Which brings us to the world of the indie. This is where the new mid-listers are, to a great extent. And many of them are able to make a go of writing, thanks to the ability of creators to directly contact their audience, a rich back-list, and the tools to self-publish.

But here’s the thing: it’s still difficult to actually make a living solely through one’s art. That is the one constant through all the radical change. It was true in the time of Michelangelo (no, not the Ninja Turtle!), it was true for Shakespeare, it’s true now. Regardless of the method you choose to get your work in the hands of readers, it is unlikely that you will match the jackpot/star status of the very few at the top of publishing’s pyramid. (People talk about a “Stephen King-Load of money” because, well, Stephen King.
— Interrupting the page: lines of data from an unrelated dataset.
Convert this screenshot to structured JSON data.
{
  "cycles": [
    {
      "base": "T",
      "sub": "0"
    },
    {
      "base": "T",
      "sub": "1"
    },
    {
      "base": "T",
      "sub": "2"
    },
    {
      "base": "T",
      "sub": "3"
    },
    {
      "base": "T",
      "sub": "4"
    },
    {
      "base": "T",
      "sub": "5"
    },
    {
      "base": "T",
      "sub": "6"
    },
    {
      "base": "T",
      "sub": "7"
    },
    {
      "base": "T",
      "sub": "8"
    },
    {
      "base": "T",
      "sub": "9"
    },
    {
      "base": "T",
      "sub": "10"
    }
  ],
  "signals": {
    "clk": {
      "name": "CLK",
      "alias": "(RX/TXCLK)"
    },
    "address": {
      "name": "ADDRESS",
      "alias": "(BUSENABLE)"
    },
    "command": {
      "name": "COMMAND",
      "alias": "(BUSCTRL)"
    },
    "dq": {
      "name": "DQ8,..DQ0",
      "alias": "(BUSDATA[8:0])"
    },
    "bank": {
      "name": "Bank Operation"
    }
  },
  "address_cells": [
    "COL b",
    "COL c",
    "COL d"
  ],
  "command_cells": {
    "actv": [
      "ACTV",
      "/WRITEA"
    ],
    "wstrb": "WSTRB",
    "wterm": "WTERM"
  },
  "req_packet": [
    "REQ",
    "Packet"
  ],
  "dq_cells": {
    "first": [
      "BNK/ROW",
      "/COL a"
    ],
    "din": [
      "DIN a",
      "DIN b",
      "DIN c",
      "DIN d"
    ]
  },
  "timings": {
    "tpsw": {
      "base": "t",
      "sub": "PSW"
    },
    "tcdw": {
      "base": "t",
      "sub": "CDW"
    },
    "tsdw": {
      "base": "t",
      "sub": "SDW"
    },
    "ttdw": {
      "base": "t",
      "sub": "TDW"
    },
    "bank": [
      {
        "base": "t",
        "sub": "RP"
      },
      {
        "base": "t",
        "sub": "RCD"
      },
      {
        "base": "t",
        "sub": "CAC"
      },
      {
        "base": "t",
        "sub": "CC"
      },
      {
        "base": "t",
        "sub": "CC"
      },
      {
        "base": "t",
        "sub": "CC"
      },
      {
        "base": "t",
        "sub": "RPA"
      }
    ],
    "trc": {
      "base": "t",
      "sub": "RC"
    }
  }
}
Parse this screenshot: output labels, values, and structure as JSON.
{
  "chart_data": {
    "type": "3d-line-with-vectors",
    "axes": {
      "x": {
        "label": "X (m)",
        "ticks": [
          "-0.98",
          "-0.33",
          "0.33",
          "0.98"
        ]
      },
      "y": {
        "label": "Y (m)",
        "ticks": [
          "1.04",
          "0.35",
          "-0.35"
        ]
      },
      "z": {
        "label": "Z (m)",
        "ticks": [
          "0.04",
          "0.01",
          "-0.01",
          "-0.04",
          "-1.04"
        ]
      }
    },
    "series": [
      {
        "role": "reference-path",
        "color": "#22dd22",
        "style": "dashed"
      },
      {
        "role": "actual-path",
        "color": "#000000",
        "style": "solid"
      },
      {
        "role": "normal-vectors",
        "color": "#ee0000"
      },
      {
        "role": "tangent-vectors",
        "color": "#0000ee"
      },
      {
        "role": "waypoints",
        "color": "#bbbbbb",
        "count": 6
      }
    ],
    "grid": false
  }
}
The rest of us are mere mortals.)

My hobby is ceramics. I created the bowls in the image at the top of this post. If I were to make a business of my work, I would have to price the larger of the three nested bowls at something in the over $200 range, just to reflect the time, materials, and infrastructure it took to create. When someone can go to Crate and Barrel and buy something in similar size for $35, it’s a hard sell to be a professional potter.

Anyone who is a creator knows that it’s nearly impossible to price what you create to account for the time it took to make it and end up with a price that people are willing to pay. Ask a sculptor. Ask a painter. Ask a quilter. And yet, there are sculptors and painters and quilters (and writers) spending hours upon hours creating from their souls. Most of them will not make a fortune from their art. An extremely lucky few might.

But all of us—every single one of us who is passionate about creating—all of us will make a life.

And in the process, given the tools we writers now have at hand, we may have a better chance to make a living now than ever before.